Dramatic pictures of the Day the Sky Stood Still. The end of the world as we know it, with nice weather and completely invisible fire and brimstone. No doubt it’s up there, so we are told to believe.
Incidentally the weather conditions are high pressure, which means sinking air, so I would not assume that some of the discolouration is anything to do with volcano ash since sinking air collects all the rubbish anyway. What’s more remarkable is this is one of the few days we may ever see when the sky in Central London is completely free of aircraft activity. The very normality of these pictures is what’s remarkable, but we were lucky to also have this stable high pressure system at the same time as the ash cloud thing was going on. Using the twitter hashtag #contrailfree Amelia Gregory collected images of the hyperreal crystal blue skies people experienced over London and much of the UK over the weekend.
A view over the City of London by Gavin Mackie.
Well, it’s Monday and there are still no planes in the sky above the homes in Brick Lane. True, it’s not the perfect blue sky that it was over our glorious plane-free weekend, but it is most definitely contrail free.
The flight path over a lake in Surrey remains blissfully contrail-free. By Julia Pollard.
Over the weekend, as others successfully used the hashtag #getmehome on twitter to help people to return from their travels, Amelia Gregory used the hashtag #contrailfree to collect photos of the wonderful skies that we experienced over London and beyond.

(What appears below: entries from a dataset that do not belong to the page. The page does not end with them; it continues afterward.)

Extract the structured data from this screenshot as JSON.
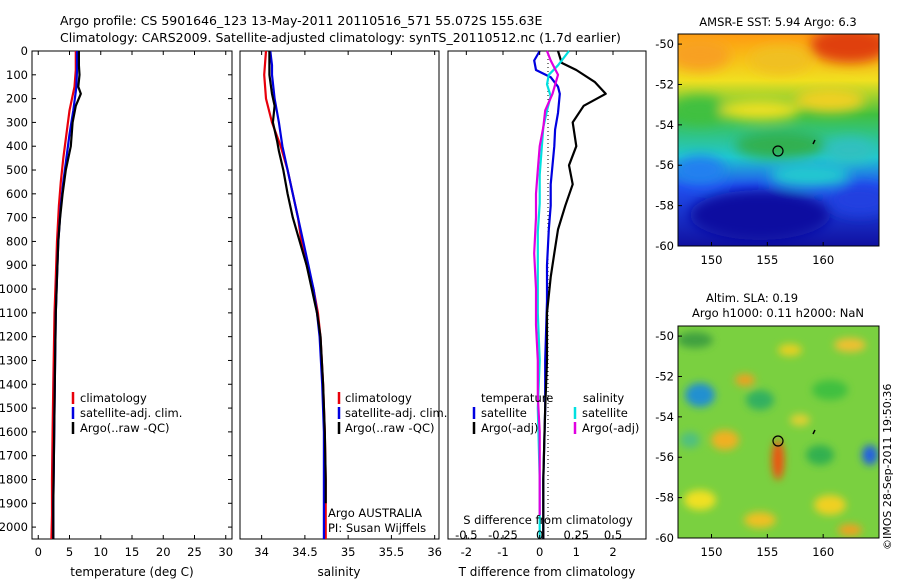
{
  "header": {
    "line1": "Argo profile: CS 5901646_123 13-May-2011 20110516_571 55.072S 155.63E",
    "line2": "Climatology: CARS2009. Satellite-adjusted climatology: synTS_20110512.nc (1.7d earlier)"
  },
  "colors": {
    "climatology": "#e8000b",
    "satellite": "#0000e0",
    "argo": "#000000",
    "cyan": "#00e0e0",
    "magenta": "#e000e0"
  },
  "watermark": "©IMOS 28-Sep-2011 19:50:36",
  "chart_data": [
    {
      "type": "line",
      "panel": "temperature",
      "xlabel": "temperature (deg C)",
      "ylabel": "",
      "xlim": [
        -1,
        31
      ],
      "ylim": [
        2050,
        0
      ],
      "xticks": [
        "0",
        "5",
        "10",
        "15",
        "20",
        "25",
        "30"
      ],
      "yticks": [
        "0",
        "100",
        "200",
        "300",
        "400",
        "500",
        "600",
        "700",
        "800",
        "900",
        "1000",
        "1100",
        "1200",
        "1300",
        "1400",
        "1500",
        "1600",
        "1700",
        "1800",
        "1900",
        "2000"
      ],
      "legend_position": "bottom-right",
      "series": [
        {
          "name": "climatology",
          "color": "#e8000b",
          "x": [
            6.0,
            6.0,
            5.8,
            5.0,
            4.5,
            4.0,
            3.6,
            3.3,
            3.0,
            2.8,
            2.6,
            2.5,
            2.4,
            2.3,
            2.2,
            2.2,
            2.1
          ],
          "y": [
            0,
            80,
            150,
            250,
            350,
            450,
            550,
            650,
            800,
            950,
            1100,
            1250,
            1400,
            1600,
            1800,
            1950,
            2050
          ]
        },
        {
          "name": "satellite-adj. clim.",
          "color": "#0000e0",
          "x": [
            6.2,
            6.2,
            6.1,
            5.6,
            5.0,
            4.5,
            4.0,
            3.6,
            3.2,
            3.0,
            2.8,
            2.7,
            2.6,
            2.5,
            2.4,
            2.4
          ],
          "y": [
            0,
            80,
            150,
            250,
            350,
            450,
            550,
            650,
            800,
            950,
            1100,
            1300,
            1500,
            1700,
            1900,
            2050
          ]
        },
        {
          "name": "Argo(..raw -QC)",
          "color": "#000000",
          "x": [
            6.5,
            6.5,
            6.6,
            6.4,
            6.8,
            6.0,
            5.5,
            5.2,
            4.4,
            3.9,
            3.5,
            3.2,
            3.0,
            2.8,
            2.7,
            2.6,
            2.5,
            2.4,
            2.4
          ],
          "y": [
            0,
            60,
            100,
            150,
            180,
            230,
            300,
            400,
            500,
            600,
            700,
            800,
            950,
            1100,
            1300,
            1500,
            1700,
            1900,
            2050
          ]
        }
      ],
      "legend": [
        "climatology",
        "satellite-adj. clim.",
        "Argo(..raw -QC)"
      ]
    },
    {
      "type": "line",
      "panel": "salinity",
      "xlabel": "salinity",
      "ylabel": "",
      "xlim": [
        33.75,
        36.05
      ],
      "ylim": [
        2050,
        0
      ],
      "xticks": [
        "34",
        "34.5",
        "35",
        "35.5",
        "36"
      ],
      "legend_position": "bottom-right",
      "series": [
        {
          "name": "climatology",
          "color": "#e8000b",
          "x": [
            34.05,
            34.03,
            34.05,
            34.12,
            34.22,
            34.3,
            34.36,
            34.42,
            34.46,
            34.52,
            34.6,
            34.65,
            34.68,
            34.71,
            34.73,
            34.74,
            34.74
          ],
          "y": [
            0,
            100,
            200,
            300,
            400,
            500,
            600,
            700,
            800,
            900,
            1000,
            1100,
            1200,
            1400,
            1600,
            1800,
            2050
          ]
        },
        {
          "name": "satellite-adj. clim.",
          "color": "#0000e0",
          "x": [
            34.1,
            34.12,
            34.12,
            34.15,
            34.2,
            34.24,
            34.3,
            34.36,
            34.42,
            34.48,
            34.54,
            34.6,
            34.64,
            34.67,
            34.7,
            34.72,
            34.72,
            34.72
          ],
          "y": [
            0,
            60,
            100,
            200,
            300,
            400,
            500,
            600,
            700,
            800,
            900,
            1000,
            1100,
            1200,
            1400,
            1600,
            1800,
            2050
          ]
        },
        {
          "name": "Argo(..raw -QC)",
          "color": "#000000",
          "x": [
            34.09,
            34.09,
            34.12,
            34.15,
            34.13,
            34.18,
            34.2,
            34.25,
            34.3,
            34.36,
            34.44,
            34.52,
            34.58,
            34.64,
            34.68,
            34.71,
            34.73,
            34.74,
            34.74
          ],
          "y": [
            0,
            100,
            180,
            230,
            300,
            380,
            420,
            500,
            600,
            700,
            800,
            900,
            1000,
            1100,
            1200,
            1400,
            1600,
            1800,
            1900
          ]
        }
      ],
      "legend": [
        "climatology",
        "satellite-adj. clim.",
        "Argo(..raw -QC)"
      ],
      "annotation": [
        "Argo AUSTRALIA",
        "PI: Susan Wijffels"
      ]
    },
    {
      "type": "line",
      "panel": "difference",
      "xlabel": "T difference from climatology",
      "ylabel": "",
      "top_axis_label": "S difference from climatology",
      "xlim": [
        -2.5,
        2.9
      ],
      "ylim": [
        2050,
        0
      ],
      "xticks": [
        "-2",
        "-1",
        "0",
        "1",
        "2"
      ],
      "top_ticks": [
        "-0.5",
        "-0.25",
        "0",
        "0.25",
        "0.5"
      ],
      "legend_position": "bottom",
      "legend_titles": [
        "temperature",
        "salinity"
      ],
      "series": [
        {
          "name": "satellite",
          "group": "temperature",
          "color": "#0000e0",
          "x": [
            0.0,
            -0.15,
            -0.1,
            0.3,
            0.5,
            0.55,
            0.5,
            0.42,
            0.4,
            0.35,
            0.3,
            0.3,
            0.25,
            0.2,
            0.2,
            0.15,
            0.15,
            0.1,
            0.1
          ],
          "y": [
            0,
            40,
            80,
            110,
            150,
            180,
            260,
            330,
            400,
            480,
            560,
            650,
            750,
            900,
            1050,
            1300,
            1500,
            1800,
            2050
          ]
        },
        {
          "name": "Argo(-adj)",
          "group": "temperature",
          "color": "#000000",
          "x": [
            0.5,
            0.6,
            1.0,
            1.5,
            1.8,
            1.2,
            0.9,
            1.0,
            0.8,
            0.9,
            0.7,
            0.5,
            0.4,
            0.3,
            0.2,
            0.2,
            0.15,
            0.1,
            0.1
          ],
          "y": [
            0,
            50,
            80,
            130,
            180,
            230,
            300,
            400,
            480,
            560,
            650,
            750,
            850,
            950,
            1100,
            1300,
            1500,
            1800,
            2050
          ]
        },
        {
          "name": "satellite",
          "group": "salinity",
          "color": "#00e0e0",
          "x": [
            0.8,
            0.5,
            0.25,
            0.2,
            0.3,
            0.2,
            0.1,
            0.05,
            0.0,
            0.0,
            -0.05,
            -0.05,
            -0.05,
            0.0,
            -0.05,
            0.0,
            0.0
          ],
          "y": [
            0,
            60,
            100,
            140,
            190,
            250,
            320,
            420,
            520,
            640,
            760,
            900,
            1100,
            1300,
            1500,
            1800,
            2050
          ]
        },
        {
          "name": "Argo(-adj)",
          "group": "salinity",
          "color": "#e000e0",
          "x": [
            0.2,
            0.3,
            0.5,
            0.35,
            0.15,
            0.1,
            0.0,
            -0.05,
            -0.1,
            -0.1,
            -0.15,
            -0.1,
            -0.1,
            -0.05,
            -0.05,
            0.0,
            0.0,
            0.0
          ],
          "y": [
            0,
            40,
            100,
            180,
            250,
            320,
            400,
            500,
            600,
            700,
            850,
            1000,
            1150,
            1300,
            1450,
            1600,
            1800,
            1950
          ]
        }
      ],
      "legend": [
        "satellite",
        "Argo(-adj)",
        "satellite",
        "Argo(-adj)"
      ]
    },
    {
      "type": "heatmap",
      "panel": "sst-map",
      "title": "AMSR-E SST: 5.94 Argo: 6.3",
      "xticks": [
        "150",
        "155",
        "160"
      ],
      "yticks": [
        "-50",
        "-52",
        "-54",
        "-56",
        "-58",
        "-60"
      ],
      "xlim": [
        147,
        165
      ],
      "ylim": [
        -60,
        -49.5
      ],
      "marker": {
        "lon": 155.6,
        "lat": -55.1
      }
    },
    {
      "type": "heatmap",
      "panel": "sla-map",
      "title_lines": [
        "Altim. SLA: 0.19",
        "Argo h1000: 0.11 h2000: NaN"
      ],
      "xticks": [
        "150",
        "155",
        "160"
      ],
      "yticks": [
        "-50",
        "-52",
        "-54",
        "-56",
        "-58",
        "-60"
      ],
      "xlim": [
        147,
        165
      ],
      "ylim": [
        -60,
        -49.5
      ],
      "marker": {
        "lon": 155.6,
        "lat": -55.1
      }
    }
  ]
}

As I look back at my collection it reminds me of the wonderment I feel every time I look up at the clear blue sky – with nothing between us and space beyond. On Saturday and Sunday it seemed so hyperreal that it was almost unnatural – more Photoshop than real life. And yet this was very real.

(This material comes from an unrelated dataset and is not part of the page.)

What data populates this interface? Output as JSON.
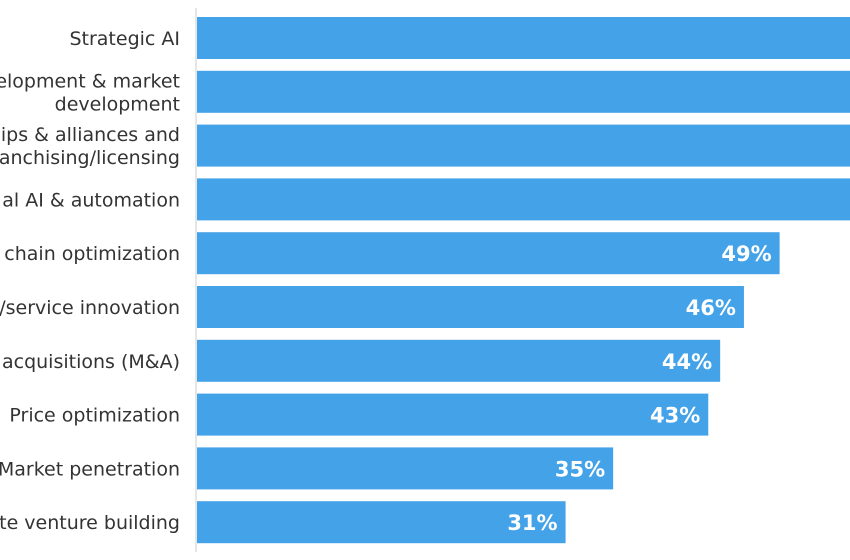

Here then is Amelia Gregory’s to clear blue skies, with thanks to everyone on twitter who joined in with her crazy plan.
The sky over Tooting in SW London by Jenny Robins.
A traditional cricket pitch by Alice.
The skies over Bristol by Pearl.
A flag flying in Suffolk by Simon Wild.
The skies above Twickenham Rugby Ground by Lia.
Pure blue by Tristam Sparks.
Bethnal Green by Matt Bramford.
Littlehampton by Clive Flint.
Lilac skies over Peckham Library in south London by Belinda.
A volcanic ash sunset over the South Bank by Amelia.
Today, disbelief that the exploding volcano could possibly affect life in the long term has gradually turned into panic as the lack of air travel starts to affect everyone’s lives in ways that could not have been predicted. Shows have been cancelled, holiday plans altered, and alternative methods of travel found. There is talk of a naval rescue for holiday goers. Beautiful exotic flowers and fruits that are destined for air freight to the West now languish in the refrigeration units in Kenya. As a friend predicted to me on Saturday, the airlines have started to desperately question the authority of the experts who say it is too dangerous to fly.
Clear blue skies over Bethnal Green (where I live) by Gavin Mackie.
It is not as if I am unaffected – I’ve just paid for a stand for Amelia’s Anthology of Illustration at the London Book Fair where I was hoping to attract international buyers, many of whom will no doubt not have made it into the country. I expect this will result in less sales for me, something I can ill afford. On the plus side I suspect that many European buyers will have made it, having realised that it is possible to carry on business as usual if they travel by land, and not air, to the UK.
A view of clear skies above City Airport, courtesy of Fight the Flights.
“There are no flights to anywhere at all and it will probably precipitate the downfall of capitalism.” So predicted 6 music this morning: it was said in jest but herein lies a kernel of truth. Things may become bleak for many businesses dependent on global trade if planes continue to stay grounded and this really could affect how we interact with the rest of the world in fantastic ways we could never have imagined before. Luckily the Transition Towns movement has been putting methods for local resilience into practice for some time: and now might be the time for the mainstream to look at their ideas with closer scrutiny. Not a moment too soon in the opinions of many.
Brick Lane looking towards the City. By Amelia.
Of course, there is also the possibility that the neighbouring Katla volcano may blow. A far bigger beast, she has accompanied every single of Eyjafjallajökull’s previous eruptions. How long will this situation continue to affect our lives? Will there be long term ramifications for the micro-climates of those countries lying under the ash cloud? So many questions remain unanswered… and in the meantime I continue to marvel at this force of nature, showing us exactly who is boss around here.